VIGOROUS ATTACKS
SUPPLEMENT 37
DIETETIC RULES, ETC.
Extracts from Bernhard Schuchardt’s “Letters of Hahnemann to a Patient, from the year 1703-1805.” Tubingen, 1886. Publisher, H Laupp. (Page 6I ff; the following letter was written in the year 1800. approx.)
Man (the delicate human machine) is not constituted for overwork. If he does so from ambition, love of gain, or other praiseworthy or blameworthy motive, he sets himself in opposition to the order of nature, and his body suffers injury or destruction. The more so if his body is already in a weakened condition; then what you cannot accomplish in a week, you can do in two weeks. Your customers may not be willing to wait, but they cannot reasonably expect that you will make yourself ill and work yourself to the grave for their sake, leaving your wife a widow and your children orphans. It is not only the greater bodily exertion that injures you, but even more the attendant strain on the mind; the overwrought mind in its turn affects the body injuriously. If you do not assume an attitude of calm indifference, adopting the principle of living first for yourself and only secondly for others, then there is small chance of your recovery. When you are in your grave, men will still be clothed, perhaps not so tastefully, but still tolerably well.
If you are a philosopher you may become healthy, you may even attain to old age.
If anything annoys you, ignore it; if anything is too much for you, have nothing to do with it; if others seek to drive you, go slowly and laugh at the fools who wish to worry you. What you can do comfortably, that do; what you cannot accomplish, do not bother yourself about, for our temporal circumstances are not improved by over-pressure of work. You only spend proportionately more on your domestic affairs, and so nothing is gained.
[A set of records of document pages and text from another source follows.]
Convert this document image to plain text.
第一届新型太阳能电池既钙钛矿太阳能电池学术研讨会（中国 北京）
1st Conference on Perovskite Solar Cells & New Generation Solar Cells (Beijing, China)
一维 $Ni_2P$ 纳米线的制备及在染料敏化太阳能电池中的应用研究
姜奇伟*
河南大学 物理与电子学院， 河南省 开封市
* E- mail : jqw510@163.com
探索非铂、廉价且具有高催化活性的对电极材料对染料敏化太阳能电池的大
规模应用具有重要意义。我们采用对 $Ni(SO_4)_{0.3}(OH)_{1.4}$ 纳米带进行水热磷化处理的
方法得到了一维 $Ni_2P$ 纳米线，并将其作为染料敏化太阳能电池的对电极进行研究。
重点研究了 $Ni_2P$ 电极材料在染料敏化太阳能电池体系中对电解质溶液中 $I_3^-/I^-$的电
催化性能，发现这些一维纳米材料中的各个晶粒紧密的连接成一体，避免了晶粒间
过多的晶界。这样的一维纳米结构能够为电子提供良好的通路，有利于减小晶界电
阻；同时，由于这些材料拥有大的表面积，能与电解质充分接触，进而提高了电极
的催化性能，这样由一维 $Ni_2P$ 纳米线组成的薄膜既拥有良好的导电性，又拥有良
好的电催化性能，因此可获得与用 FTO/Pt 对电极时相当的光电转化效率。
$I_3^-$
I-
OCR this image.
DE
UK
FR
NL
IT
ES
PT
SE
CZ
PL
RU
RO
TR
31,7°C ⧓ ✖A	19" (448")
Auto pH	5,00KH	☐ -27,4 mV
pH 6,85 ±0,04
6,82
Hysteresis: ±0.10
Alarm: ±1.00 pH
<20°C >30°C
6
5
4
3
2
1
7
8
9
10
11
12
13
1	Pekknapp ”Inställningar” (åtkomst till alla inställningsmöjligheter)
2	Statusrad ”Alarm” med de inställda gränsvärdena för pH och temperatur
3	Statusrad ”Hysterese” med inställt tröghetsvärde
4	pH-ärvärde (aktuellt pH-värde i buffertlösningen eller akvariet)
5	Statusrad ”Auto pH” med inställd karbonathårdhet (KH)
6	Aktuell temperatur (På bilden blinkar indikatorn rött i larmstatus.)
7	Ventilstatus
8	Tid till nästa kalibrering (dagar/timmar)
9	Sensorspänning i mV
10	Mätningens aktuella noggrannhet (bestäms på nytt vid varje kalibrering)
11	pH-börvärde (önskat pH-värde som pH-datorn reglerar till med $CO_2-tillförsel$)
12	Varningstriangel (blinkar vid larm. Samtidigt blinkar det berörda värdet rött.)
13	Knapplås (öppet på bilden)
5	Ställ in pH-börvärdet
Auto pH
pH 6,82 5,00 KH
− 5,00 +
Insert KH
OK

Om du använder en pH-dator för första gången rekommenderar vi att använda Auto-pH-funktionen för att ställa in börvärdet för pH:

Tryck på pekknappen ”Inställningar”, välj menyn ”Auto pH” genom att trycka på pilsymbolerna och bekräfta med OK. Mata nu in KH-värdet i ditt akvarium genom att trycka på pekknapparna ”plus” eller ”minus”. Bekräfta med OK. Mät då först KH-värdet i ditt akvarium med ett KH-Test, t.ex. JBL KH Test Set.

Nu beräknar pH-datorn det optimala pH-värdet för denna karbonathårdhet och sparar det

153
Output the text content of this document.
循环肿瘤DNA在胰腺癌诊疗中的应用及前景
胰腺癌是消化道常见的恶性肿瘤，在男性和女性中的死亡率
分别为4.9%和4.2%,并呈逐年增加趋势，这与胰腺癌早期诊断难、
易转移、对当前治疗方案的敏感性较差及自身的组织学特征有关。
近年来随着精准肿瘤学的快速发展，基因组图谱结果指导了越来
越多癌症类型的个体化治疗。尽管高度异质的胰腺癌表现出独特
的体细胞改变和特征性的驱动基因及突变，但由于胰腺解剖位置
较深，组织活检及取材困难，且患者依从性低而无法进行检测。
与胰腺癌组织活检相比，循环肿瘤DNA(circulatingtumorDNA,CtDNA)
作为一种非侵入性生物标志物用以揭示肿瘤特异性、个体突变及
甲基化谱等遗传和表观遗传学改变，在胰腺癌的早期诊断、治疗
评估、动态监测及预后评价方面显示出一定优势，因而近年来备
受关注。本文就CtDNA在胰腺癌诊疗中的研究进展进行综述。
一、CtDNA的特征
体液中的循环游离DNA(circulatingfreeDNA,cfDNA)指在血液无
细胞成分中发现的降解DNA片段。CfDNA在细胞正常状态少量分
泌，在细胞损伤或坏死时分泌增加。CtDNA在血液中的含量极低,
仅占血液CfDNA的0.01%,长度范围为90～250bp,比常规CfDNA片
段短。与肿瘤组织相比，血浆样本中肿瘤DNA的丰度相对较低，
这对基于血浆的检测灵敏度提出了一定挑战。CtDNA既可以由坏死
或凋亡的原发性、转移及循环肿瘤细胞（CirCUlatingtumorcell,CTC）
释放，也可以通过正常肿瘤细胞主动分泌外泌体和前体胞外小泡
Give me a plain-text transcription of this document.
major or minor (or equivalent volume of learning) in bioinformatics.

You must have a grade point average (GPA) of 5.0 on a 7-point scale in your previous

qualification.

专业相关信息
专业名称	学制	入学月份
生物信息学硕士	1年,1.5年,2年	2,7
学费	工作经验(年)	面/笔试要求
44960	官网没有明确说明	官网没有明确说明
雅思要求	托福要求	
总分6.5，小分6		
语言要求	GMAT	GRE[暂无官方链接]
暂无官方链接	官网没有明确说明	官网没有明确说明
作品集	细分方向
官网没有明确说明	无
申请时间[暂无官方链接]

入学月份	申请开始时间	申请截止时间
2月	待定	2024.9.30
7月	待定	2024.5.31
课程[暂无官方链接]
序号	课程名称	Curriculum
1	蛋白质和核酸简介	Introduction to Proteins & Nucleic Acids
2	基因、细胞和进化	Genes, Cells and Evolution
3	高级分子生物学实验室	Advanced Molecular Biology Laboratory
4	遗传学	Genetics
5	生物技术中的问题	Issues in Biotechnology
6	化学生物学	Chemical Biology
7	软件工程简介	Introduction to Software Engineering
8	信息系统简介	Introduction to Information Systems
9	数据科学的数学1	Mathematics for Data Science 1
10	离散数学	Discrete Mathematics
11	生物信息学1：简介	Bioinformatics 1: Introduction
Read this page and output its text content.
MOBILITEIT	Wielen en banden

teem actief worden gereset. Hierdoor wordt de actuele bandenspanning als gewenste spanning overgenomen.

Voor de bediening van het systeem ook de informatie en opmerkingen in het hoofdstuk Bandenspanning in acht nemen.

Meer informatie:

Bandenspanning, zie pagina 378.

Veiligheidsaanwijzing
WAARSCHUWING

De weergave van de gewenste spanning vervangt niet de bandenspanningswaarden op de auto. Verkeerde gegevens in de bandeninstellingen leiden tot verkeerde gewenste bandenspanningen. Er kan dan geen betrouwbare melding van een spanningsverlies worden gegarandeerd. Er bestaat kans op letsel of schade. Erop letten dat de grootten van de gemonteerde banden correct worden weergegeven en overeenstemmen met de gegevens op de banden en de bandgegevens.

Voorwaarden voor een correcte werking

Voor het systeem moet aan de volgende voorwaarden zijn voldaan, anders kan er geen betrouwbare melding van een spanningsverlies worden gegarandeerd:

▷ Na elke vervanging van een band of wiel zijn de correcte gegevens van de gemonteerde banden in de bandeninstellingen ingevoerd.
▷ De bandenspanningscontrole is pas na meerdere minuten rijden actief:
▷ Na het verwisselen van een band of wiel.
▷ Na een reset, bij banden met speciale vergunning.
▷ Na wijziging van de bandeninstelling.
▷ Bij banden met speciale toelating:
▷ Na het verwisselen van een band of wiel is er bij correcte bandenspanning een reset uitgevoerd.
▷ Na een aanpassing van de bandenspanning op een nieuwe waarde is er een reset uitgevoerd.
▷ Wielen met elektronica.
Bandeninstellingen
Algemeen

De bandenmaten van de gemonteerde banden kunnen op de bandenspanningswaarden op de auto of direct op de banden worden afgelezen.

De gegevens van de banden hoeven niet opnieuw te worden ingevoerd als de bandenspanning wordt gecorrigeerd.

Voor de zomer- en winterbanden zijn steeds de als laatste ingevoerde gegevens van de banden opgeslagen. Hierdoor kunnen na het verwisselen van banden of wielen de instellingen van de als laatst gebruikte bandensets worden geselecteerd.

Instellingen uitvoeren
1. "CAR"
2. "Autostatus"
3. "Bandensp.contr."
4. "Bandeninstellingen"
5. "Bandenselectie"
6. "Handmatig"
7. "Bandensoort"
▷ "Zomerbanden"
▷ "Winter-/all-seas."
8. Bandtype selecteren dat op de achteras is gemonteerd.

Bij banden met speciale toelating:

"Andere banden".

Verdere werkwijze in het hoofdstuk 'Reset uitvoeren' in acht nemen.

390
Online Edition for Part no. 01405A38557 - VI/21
Economy, limitation of superfluities ( of which the hard worker has often very few) place us in a position to live with greater comfort-that is to say, more rationally, more intelligently, more in accordance with nature, more cheerfully, more quietly and more healthily. thus we shall act more commendably, more wisely and more prudently than by working in a breathless hurry, with our nerves constantly overstrung, to the destruction of the most precious treasures of life, a peaceful mind and good health. Be more prudent, consider yourself first, let everything else be only of secondary importance to you; and should they venture to assert that you are in honour bound to do more than is good for your mental and physical powers, even then do not, for God’s sake, allow yourself to be driven to do what is contrary to your own welfare. Remain deaf to the bribery of praise, remain cold and pursue your own course slowly and quietly like a wise and sensible man. To enjoy with tranquil mind and body that is what man is in the world for, and to do only as much work as will procure him the means of enjoyment-certainly not to let himself be harassed and worn out with work.
The everlasting pushing and striving of short-sighted mortals in order to gain so and so much, to secure some honour or other, to do a service to this or that great personage-this is generally fatal to our welfare, this is a common cause of young people ageing and dying before their time.
The calm cool-headed man, who lets things glide softly, attains the same object, lives more tranquilly, and healthily, and reaches a good old age; and this leisurely man sometimes lights upon a lucky idea, the fruit of serious original thought, which will give much more profitable impetus to his temporal affairs than can ever be gained by the overwrought man who can never find time to collect his thoughts.
In order to win the race, speed alone will not suffice. Strive to remain a little indifferent, to be cool and calm, then you will be what I wish you to be. You will see marvellous things; you will see how healthy you will become by following my advice. Then shall your course through your veins calmly and sedately, without effort and without heat. No horrible dreams disturb the sleep of him who lies down to rest with calm nerves, and the man who is free from care wakes in the morning without anxiety about the multifarious occupations of the day. What does he care? The happiness of life concerns him more than anything else. With fresh vigour he sets about his moderate work, and at his meals nothing, no ebullitions of blood, no cares, no solicitude of mind, hinders him from relishing what the beneficent Preserver of Life sets before him; and so one day follows another in quiet until finally advanced age brings him to the termination of a well-spent life, and he rests serenely in another world, as he has calmly lived in this one.